Being an Asian nation, class can be somewhat of a factor here as well. If some
employees are from a higher class than the others, then communication can be a
problem.

The education here isn't great and the tech students generally aren't up to
par in the technical fields. There are probably a handful of students in each
of the top schools in the country which are decent. I imagine that school
probably isn't a good indicator of skills. You would probably need to find
employees who have developed their tech skills through their own passion.

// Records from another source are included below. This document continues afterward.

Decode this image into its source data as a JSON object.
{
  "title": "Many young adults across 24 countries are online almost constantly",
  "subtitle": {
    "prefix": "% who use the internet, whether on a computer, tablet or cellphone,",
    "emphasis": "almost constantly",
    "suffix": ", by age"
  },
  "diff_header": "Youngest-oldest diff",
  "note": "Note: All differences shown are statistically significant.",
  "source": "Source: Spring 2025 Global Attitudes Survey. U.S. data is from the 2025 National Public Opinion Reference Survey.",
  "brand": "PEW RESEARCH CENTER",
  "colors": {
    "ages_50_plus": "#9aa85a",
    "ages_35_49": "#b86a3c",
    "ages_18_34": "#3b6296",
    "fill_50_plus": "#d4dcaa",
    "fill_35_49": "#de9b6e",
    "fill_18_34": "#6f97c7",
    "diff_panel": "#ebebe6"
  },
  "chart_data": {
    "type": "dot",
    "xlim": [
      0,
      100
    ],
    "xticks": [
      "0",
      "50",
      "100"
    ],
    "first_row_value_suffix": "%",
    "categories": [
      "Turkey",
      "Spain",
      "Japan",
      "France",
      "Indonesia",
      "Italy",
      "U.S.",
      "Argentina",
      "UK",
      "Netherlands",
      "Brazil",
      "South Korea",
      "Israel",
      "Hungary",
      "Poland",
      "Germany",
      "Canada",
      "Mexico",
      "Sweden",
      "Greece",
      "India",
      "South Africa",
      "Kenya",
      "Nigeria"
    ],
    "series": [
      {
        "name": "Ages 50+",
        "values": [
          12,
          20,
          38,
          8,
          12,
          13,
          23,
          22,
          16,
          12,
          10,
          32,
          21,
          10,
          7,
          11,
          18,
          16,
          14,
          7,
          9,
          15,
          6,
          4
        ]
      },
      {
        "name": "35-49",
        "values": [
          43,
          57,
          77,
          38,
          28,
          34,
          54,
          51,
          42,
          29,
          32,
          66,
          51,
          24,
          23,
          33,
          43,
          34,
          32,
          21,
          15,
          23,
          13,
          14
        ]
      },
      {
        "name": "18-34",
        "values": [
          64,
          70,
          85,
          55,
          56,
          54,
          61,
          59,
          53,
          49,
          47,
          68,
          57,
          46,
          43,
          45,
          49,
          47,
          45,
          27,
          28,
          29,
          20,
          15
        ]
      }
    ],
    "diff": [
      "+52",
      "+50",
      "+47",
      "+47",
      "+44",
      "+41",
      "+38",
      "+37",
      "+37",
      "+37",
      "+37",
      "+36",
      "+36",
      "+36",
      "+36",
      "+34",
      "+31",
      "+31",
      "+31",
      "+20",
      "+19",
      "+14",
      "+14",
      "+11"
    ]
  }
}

The same reason why mobile is hot here is probably the same reason why there
aren't a lot of early adopters and computer tech savvy students. In some cases
students might have been lucky to grow up with electricity, let alone a
computer and internet connection. For a lot of people here, their phones are
their computers. There are internet cafes everywhere, but that's not like
having your own system to hack away on.

Though mobile is huge, the Philippines is very poor, so few people are
carrying around smart phones. Most people don't even do a lot of calling
because it's more expensive. So pretty much all the phones are used for is
texting. The cell providers here have some great offerings for mobile micro
payments, but I never see people using those services.

The economy is generally horrible, so it's hard to see what you might do to
make much money here other than exploiting cheap labor to serve Western
markets.

Overall, they have a long ways to go. But the people generally seem content
here with what they have. This is no race, they will get where they want to go
at their own pace. And there's nothing wrong with that. Maybe the U.S. could
learn something from the Philippines, and that's probably why I'm living here.
;)

------
sekou
It might be pertinent to point out that the Philippines is one of the Goldman
Sachs deemed "Next 11" countries. (<http://en.wikipedia.org/wiki/Next_Eleven>)
I hope to see amazing changes in these countries in the next few decades.
While being a pioneer might be difficult now, it may be very beneficial in the
long term.